Fuori dal grembo per essere uomo!
Il cucciolo d’uomo è un uomo per quanto grave sia la sua malattia: un cucciolo d’uomo non muta specie. Dunque non diventa un micetto, né per essere messo nella cuccetta dove stanno i micetti, perché tanto di altro non ha bisogno, né per essere coccolato e maneggiato a proprio piacimento come, appunto, si fa con i micetti (i quali per altro, rispetto al cucciolo d’uomo, hanno il vantaggio dell’istinto e, se esageri, tirano fuori le unghie e ti avvertono che ti stai prendendo troppa confidenza)… E lì si decide! Se non è un micio, tu puoi scommettere sul fatto che a te è possibile apprendere la sua lingua e che a lui è possibile apprendere la tua…
Ci sono persone che, al di sotto di una certa soglia di incompatibilità linguistica, diventano a loro volta autistiche. Credo che sia un errore; come l’eccesso del “miao” delle mamme che ancora dopo anni parlano con i loro bambini con “cicci cocco”. Non di scelte soltanto quantitative, non di scelte sempre ultimamente riducibili alla “poppata”, ma scelte che hanno a che fare con la qualità delle relazioni. Dunque è necessario elaborare una lingua interprete…

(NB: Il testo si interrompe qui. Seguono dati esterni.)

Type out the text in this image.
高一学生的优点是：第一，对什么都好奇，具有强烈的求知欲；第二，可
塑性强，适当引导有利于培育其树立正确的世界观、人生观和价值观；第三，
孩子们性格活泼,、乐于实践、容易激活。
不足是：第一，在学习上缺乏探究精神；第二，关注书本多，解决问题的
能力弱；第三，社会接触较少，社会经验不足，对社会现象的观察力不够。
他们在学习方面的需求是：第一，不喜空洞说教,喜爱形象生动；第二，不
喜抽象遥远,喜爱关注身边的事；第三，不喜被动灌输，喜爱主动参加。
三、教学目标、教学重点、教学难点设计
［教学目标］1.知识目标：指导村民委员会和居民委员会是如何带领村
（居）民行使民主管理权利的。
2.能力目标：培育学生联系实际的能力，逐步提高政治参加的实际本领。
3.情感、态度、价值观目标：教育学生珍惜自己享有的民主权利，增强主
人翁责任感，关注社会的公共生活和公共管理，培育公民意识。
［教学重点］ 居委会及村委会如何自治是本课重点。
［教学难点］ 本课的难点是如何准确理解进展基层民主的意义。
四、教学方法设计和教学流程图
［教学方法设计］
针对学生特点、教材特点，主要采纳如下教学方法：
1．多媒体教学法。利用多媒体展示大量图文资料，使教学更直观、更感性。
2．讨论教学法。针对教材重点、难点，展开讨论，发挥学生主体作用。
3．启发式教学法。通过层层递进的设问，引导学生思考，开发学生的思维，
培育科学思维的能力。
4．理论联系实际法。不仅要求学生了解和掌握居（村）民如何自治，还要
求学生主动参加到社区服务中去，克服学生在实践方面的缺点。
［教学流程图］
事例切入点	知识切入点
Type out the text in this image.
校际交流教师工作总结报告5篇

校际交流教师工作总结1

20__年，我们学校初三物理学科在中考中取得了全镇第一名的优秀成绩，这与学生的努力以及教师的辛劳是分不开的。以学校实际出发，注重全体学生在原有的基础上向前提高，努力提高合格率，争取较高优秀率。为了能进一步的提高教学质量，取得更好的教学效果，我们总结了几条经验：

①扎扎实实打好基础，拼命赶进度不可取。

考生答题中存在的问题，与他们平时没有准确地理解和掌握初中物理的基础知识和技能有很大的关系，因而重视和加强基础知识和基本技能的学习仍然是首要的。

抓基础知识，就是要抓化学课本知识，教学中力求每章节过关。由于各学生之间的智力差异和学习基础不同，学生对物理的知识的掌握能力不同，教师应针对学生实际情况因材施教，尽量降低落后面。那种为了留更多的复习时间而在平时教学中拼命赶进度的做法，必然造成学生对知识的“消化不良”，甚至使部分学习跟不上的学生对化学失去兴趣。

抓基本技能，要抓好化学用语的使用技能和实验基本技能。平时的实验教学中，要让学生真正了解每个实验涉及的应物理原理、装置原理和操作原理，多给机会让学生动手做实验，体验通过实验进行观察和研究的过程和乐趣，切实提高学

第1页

Il primo simbolo capace di generare questa lingua mi sembra esser quello della sussidiarietà maternale nei confronti della debolezza, del disagio, della piccolezza che ci fan giudicare l’immaturità dell’altro. La funzione materna è in grado di supplire a un largo margine di variazione di deficit, di mancanza della maturità, di fatica del figlio… Quale sia la misura di questo prolungamento che attutisce le fatiche della crescita e compensa l’insufficienza degli alimenti, la difficoltà a “masticare” è da misurare…
Questo prolungamento maternale realizzato dalla fraternità della Chiesa, dalla solidarietà sociale, dunque da una comunità “di pari” in linea di principio, ha il compito anche di consentire il fisiologico distacco dal grembo della madre senza il quale nessuno diventa
uomo, in modo da renderlo possibile anche per chi non ha la forza, la prontezza, le risorse necessarie per farlo da solo, madre o figlio che sia. È un diritto dell’essere umano essere contenuto maternalmente e avere la possibilità di separarsi dalla madre per vivere la propria vita con i rischi che ciò comporta…

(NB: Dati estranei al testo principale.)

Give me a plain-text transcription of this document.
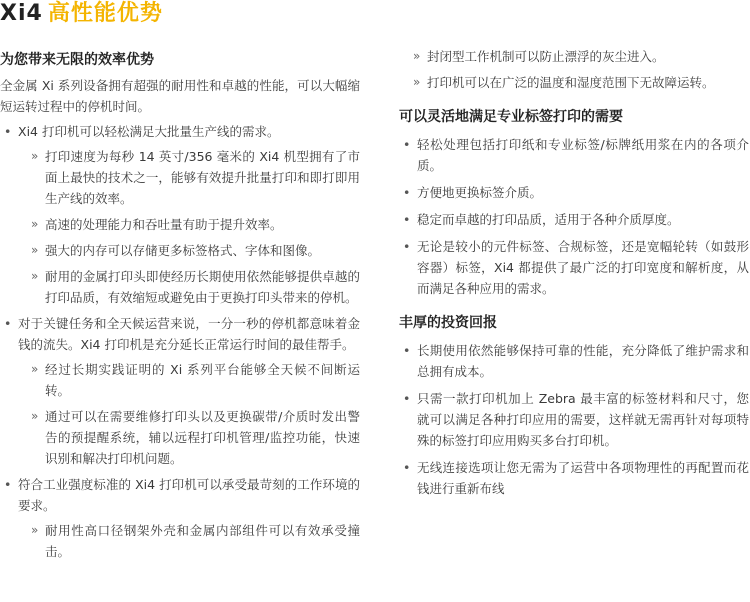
Xi4 高性能优势
为您带来无限的效率优势

全金属 Xi 系列设备拥有超强的耐用性和卓越的性能，可以大幅缩短运转过程中的停机时间。

• Xi4 打印机可以轻松满足大批量生产线的需求。
» 打印速度为每秒 14 英寸/356 毫米的 Xi4 机型拥有了市面上最快的技术之一，能够有效提升批量打印和即打即用生产线的效率。
» 高速的处理能力和吞吐量有助于提升效率。
» 强大的内存可以存储更多标签格式、字体和图像。
» 耐用的金属打印头即使经历长期使用依然能够提供卓越的打印品质，有效缩短或避免由于更换打印头带来的停机。
• 对于关键任务和全天候运营来说，一分一秒的停机都意味着金钱的流失。Xi4 打印机是充分延长正常运行时间的最佳帮手。
» 经过长期实践证明的 Xi 系列平台能够全天候不间断运转。
» 通过可以在需要维修打印头以及更换碳带/介质时发出警告的预提醒系统，辅以远程打印机管理/监控功能，快速识别和解决打印机问题。
• 符合工业强度标准的 Xi4 打印机可以承受最苛刻的工作环境的要求。
» 耐用性高口径钢架外壳和金属内部组件可以有效承受撞击。
» 封闭型工作机制可以防止漂浮的灰尘进入。
» 打印机可以在广泛的温度和湿度范围下无故障运转。
可以灵活地满足专业标签打印的需要
• 轻松处理包括打印纸和专业标签/标牌纸用浆在内的各项介质。
• 方便地更换标签介质。
• 稳定而卓越的打印品质，适用于各种介质厚度。
• 无论是较小的元件标签、合规标签，还是宽幅轮转（如鼓形容器）标签，Xi4 都提供了最广泛的打印宽度和解析度，从而满足各种应用的需求。
丰厚的投资回报
• 长期使用依然能够保持可靠的性能，充分降低了维护需求和总拥有成本。
• 只需一款打印机加上 Zebra 最丰富的标签材料和尺寸，您就可以满足各种打印应用的需要，这样就无需再针对每项特殊的标签打印应用购买多台打印机。
• 无线连接选项让您无需为了运营中各项物理性的再配置而花钱进行重新布线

La seconda sorgente di simboli e di operazioni che ci può istruire nella ricerca di questa lingua interpretante è il principio della sussidiarietà paternale. Il padre è la sicurezza del rapporto sociale. Il simbolo del padre è il simbolo della legge, della norma che ci introduce nella società, che ci garantisce e rassicura della possibilità di fare questo ingresso, della possibilità di accogliere le norme, della possibilità di essere normale…
Dunque chi parla ingenuamente, dicendo che la società dovrebbe tutta strutturarsi intorno al bisogno di alcuni, non ha capito cos’è la società, non ha capito qual è il suo compito, e non ha capito l’importanza di una misura media della norma che assicura il riconoscimento della normalità, del proprio appartenere alla società, non del proprio appartenervi in modo speciale, dunque artificiale.
Il processo è quello contrario. Creare collegamenti, opportunità di recezione della norma adatte alla propria dimensione, quando questa dimensione è un po’ speciale, un po’ differenziale…
E terza figura è quella della sussidiarietà fraternale, che si deve esprimere nella Chiesa, in quanto l’integrazione compiuta deve dare la netta percezione della fine della stagione delle mamme e dei padri, perché il simbolo della fraternità è il simbolo della parità.
Ma il simbolo della fraternità è il simbolo di una parità non solo capace di sopportare la diversità, ma capace di integrarla nella relazione paritetica affinché l’altro non sia necessariamente la copia di nessuno, la controfigura di nessuno, ma il mio fratello più piccolo, più grande, più tondo, più basso.